A cobrança seria no destino, no local onde a mercadoria foi consumida, com um prazo de transição de 20 anos.
A lei complementar poderia manter benefícios fiscais para vários setores da economia, mas as medidas seriam definidas nacionalmente, não a critério de cada estado ou município.
A Zona Franca de Manaus, o Simples Nacional, as Zonas de Processamento de Exportação e o regime especial para compras governamentais (compras feitas pelo governo) seriam mantidos.
O Imposto sobre Produtos Industrializados (IPI) seria substituído pelo Imposto Seletivo, que incidiria sobre bebidas alcoólicas, derivados do tabaco, alimentos e bebidas com açúcar e produtos prejudiciais ao meio ambiente. Assim como ocorre no IPI, a União arrecadaria o imposto, destinando parte das receitas aos estados e aos municípios.

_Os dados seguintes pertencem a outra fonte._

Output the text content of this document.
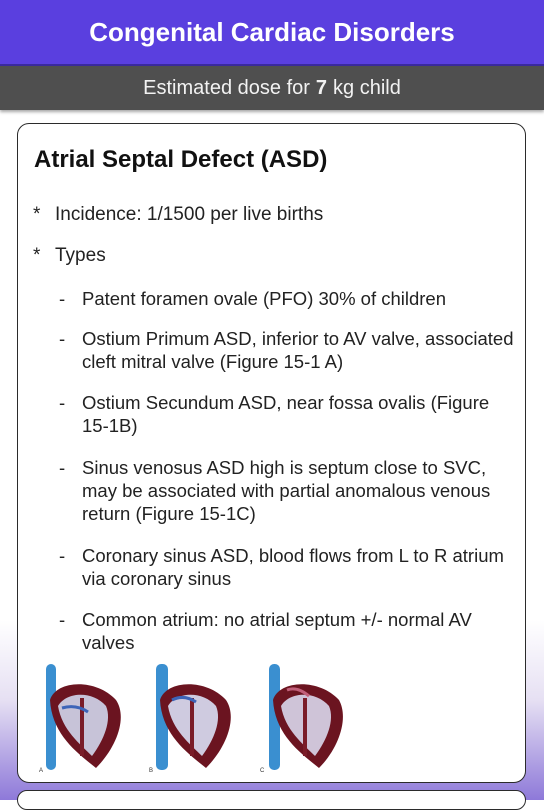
Congenital Cardiac Disorders
Estimated dose for 7 kg child
Atrial Septal Defect (ASD)
* Incidence: 1/1500 per live births
* Types
- Patent foramen ovale (PFO) 30% of children
- Ostium Primum ASD, inferior to AV valve, associated cleft mitral valve (Figure 15-1 A)
- Ostium Secundum ASD, near fossa ovalis (Figure 15-1B)
- Sinus venosus ASD high is septum close to SVC, may be associated with partial anomalous venous return (Figure 15-1C)
- Coronary sinus ASD, blood flows from L to R atrium via coronary sinus
- Common atrium: no atrial septum +/- normal AV valves
A	B	C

A isenção sobre os produtos da cesta básica acabaria. Em troca, seria feita uma devolução dos tributos que incidem sobre esses bens a famílias inscritas no Cadastro Único de Programas Sociais do Governo Federal (CadÚnico).
Em relação aos impostos sobre o patrimônio, o relatório institui a cobrança de IPVA para veículos aquáticos e aéreos, como iates, jet skis e jatinhos.
Em contrapartida, isentaria o transporte público, o transporte de cargas, barcos de empresas de pesca artesanal e de populações aquáticas e ribeirinhas. O Imposto Predial e Territorial Urbano (IPTU) teria a base de cálculo atualizada pelo menos uma vez a cada quatro anos
Imposto de Renda
As duas propostas preveem a reformulação dos tributos sobre o consumo, sem interferir na tributação sobre a renda. Durante o Fórum Econômico Mundial em Davos, na Suíça, o ministro Haddad afirmou que pretende discutir a simplificação dos tributos sobre o consumo no primeiro semestre e deixar a reforma do Imposto de Renda para o segundo semestre.
As eventuais mudanças no Imposto de Renda envolveriam o retorno da tributação de dividendos (parcela do lucro das empresas passadas aos acionistas), em troca da diminuição do Imposto de Renda Pessoa Jurídica e da Contribuição Social sobre o Lucro Líquido. Desde 1995, os dividendos no Brasil são isentos de Imposto de Renda.
Outra possível mudança, sinalizada recentemente pelo presidente Lula em reunião com centrais sindicais, seria a elevação da faixa de isenção do Imposto de Renda. Sem correção desde 2015, a tabela isenta apenas quem ganha R$ 1.903,98 por mês.